墨微辰的呼吸滞了滞,再开口时,声音冷静:“那怎么还不动手?”
霄飞未语。
墨微辰冷笑:“以你内功,打一掌绵力,我喊不出救不及,从船尾落水,根本捞不上来。你不但完成了任务,还大可装作全不知情,继续做你的护卫长。”
霄飞继续沉默了片刻。
然后,他慢慢跪了下来。
并非单膝点地的护卫之礼,而是双膝跪地,额头几乎要碰到甲板的、请罪般的姿态。
“东阁夫人恕罪。”他的声音有些闷,“属下是动过这份心思,只是…”
“只是什么?”
霄飞抬起头看向她,年轻的脸上有犹豫,有挣扎:“只是不敢。”
“你不敢?”墨微辰轻笑,“你若不敢,如何回去复命?是辛乌派你来杀我的罢。”
霄飞点头,却又摇头,老实承认:“属下私心也想过。”
辛乌向来喊她妖女,她猜到不难。但霄飞作为秦无瑕的贴身护卫,竟也想她死,这倒值得探究。墨微辰挑眉问道:“说说你怎么也想我死了。”
霄飞跪得笔直,回头看了一眼,不答反问:“祖师首座不曾告诉东阁夫人,他为何沉睡不醒,是么?”
“他‘内力耗尽,快死了’?”她顺口引用秦无瑕的话。
“是。”霄飞竟又应了下来。
墨微辰惊讶地睁大了眼睛。
霄飞深吸一口气,终于说了出来:“祖师首座此番回望君平叛,与尘沙殿主一战,挨了重重一掌。尘沙店主蓄谋十年,那一掌,是奔着要他命去的。
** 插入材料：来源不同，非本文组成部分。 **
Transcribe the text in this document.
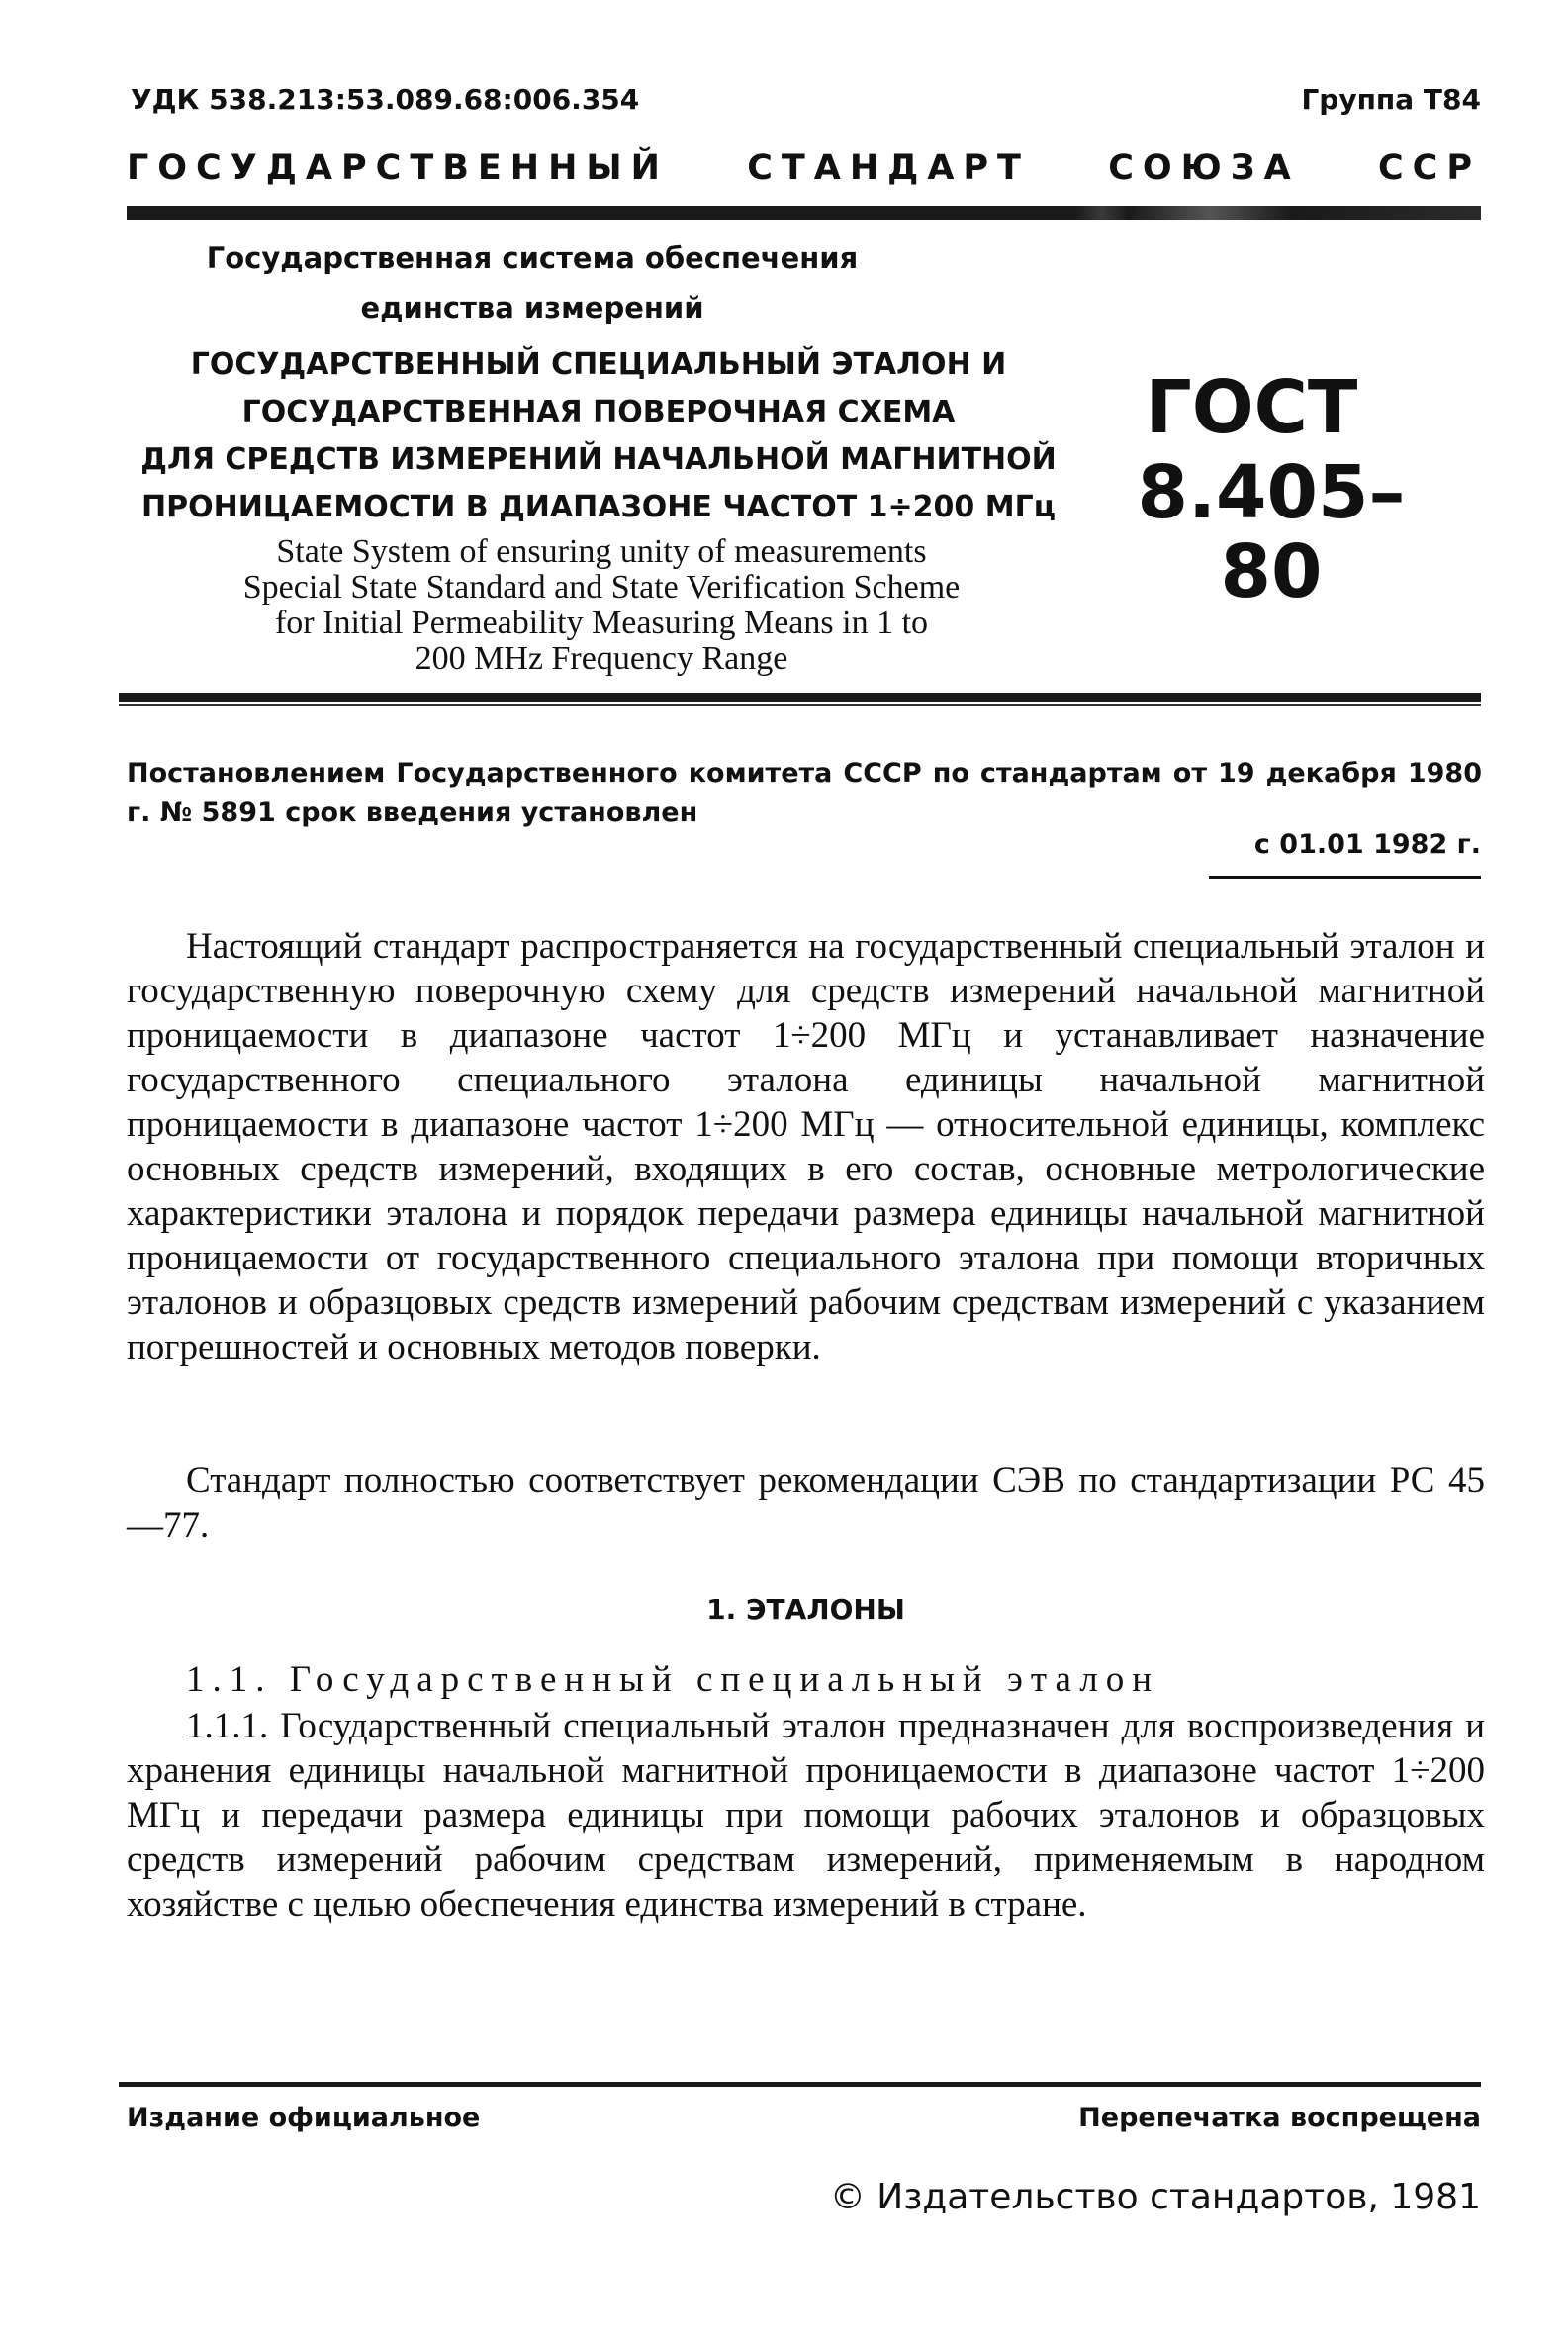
УДК 538.213:53.089.68:006.354	Группа Т84
ГОСУДАРСТВЕННЫЙ СТАНДАРТ СОЮЗА ССР
Государственная система обеспечения
единства измерений
ГОСУДАРСТВЕННЫЙ СПЕЦИАЛЬНЫЙ ЭТАЛОН И
ГОСУДАРСТВЕННАЯ ПОВЕРОЧНАЯ СХЕМА
ДЛЯ СРЕДСТВ ИЗМЕРЕНИЙ НАЧАЛЬНОЙ МАГНИТНОЙ
ПРОНИЦАЕМОСТИ В ДИАПАЗОНЕ ЧАСТОТ 1÷200 МГц
State System of ensuring unity of measurements
Special State Standard and State Verification Scheme
for Initial Permeability Measuring Means in 1 to
200 MHz Frequency Range
ГОСТ
8.405–80
Постановлением Государственного комитета СССР по стандартам от 19 декабря 1980 г. № 5891 срок введения установлен
с 01.01 1982 г.
Настоящий стандарт распространяется на государственный специальный эталон и государственную поверочную схему для средств измерений начальной магнитной проницаемости в диапазоне частот 1÷200 МГц и устанавливает назначение государственного специального эталона единицы начальной магнитной проницаемости в диапазоне частот 1÷200 МГц — относительной единицы, комплекс основных средств измерений, входящих в его состав, основные метрологические характеристики эталона и порядок передачи размера единицы начальной магнитной проницаемости от государственного специального эталона при помощи вторичных эталонов и образцовых средств измерений рабочим средствам измерений с указанием погрешностей и основных методов поверки.
Стандарт полностью соответствует рекомендации СЭВ по стандартизации РС 45—77.
1. ЭТАЛОНЫ
1.1. Государственный специальный эталон
1.1.1. Государственный специальный эталон предназначен для воспроизведения и хранения единицы начальной магнитной проницаемости в диапазоне частот 1÷200 МГц и передачи размера единицы при помощи рабочих эталонов и образцовых средств измерений рабочим средствам измерений, применяемым в народном хозяйстве с целью обеспечения единства измерений в стране.
Издание официальное	Перепечатка воспрещена
© Издательство стандартов, 1981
”
墨微辰的心猛地一缩。
“属下从未见过祖师首座被人伤成那样。”霄飞的声音低下去,像是在回忆一场噩梦,“他一动不动,醒不过来。辛乌师叔日夜守着,熬得眼睛都红了。闭门十年的至臻殿主也在夜里来过,亲自给他…可祖师首座还是昏迷了整整两日。”
两日。
墨微辰的指尖掐进掌心,却感觉不到疼。
“两日之后他醒过来,第一句话便是…”霄飞顿了顿,目光落在她脸上,“怕来不及救你。辛乌师叔血泪拦路,他却毫不留步…秦明德拦路那夜曾说了许多废话,但这一句,倒是事实。”
河风呼啸,吹得墨微辰衣袂翻飞。
她站在那里,一句话也说不出来。
她想起那一夜,他在无数兵船围困之中,秦无瑕以一人之身立在船头,谈笑自若,挥斥方遒。她想起他后来若无其事地同她说话,甚至还有心思吃醋、吃味、同她调笑。
她便以为他是凯旋。
他那样强大,那样无所不能,她自然以为不会有事。
可原来,他是一路带着这样的伤,追来的。
“若只是到这里便罢了,可你又受了重伤。”霄飞虽还跪着,却连东阁夫人也不称了,“你怕是也不知道,自己是怎么活过来的。”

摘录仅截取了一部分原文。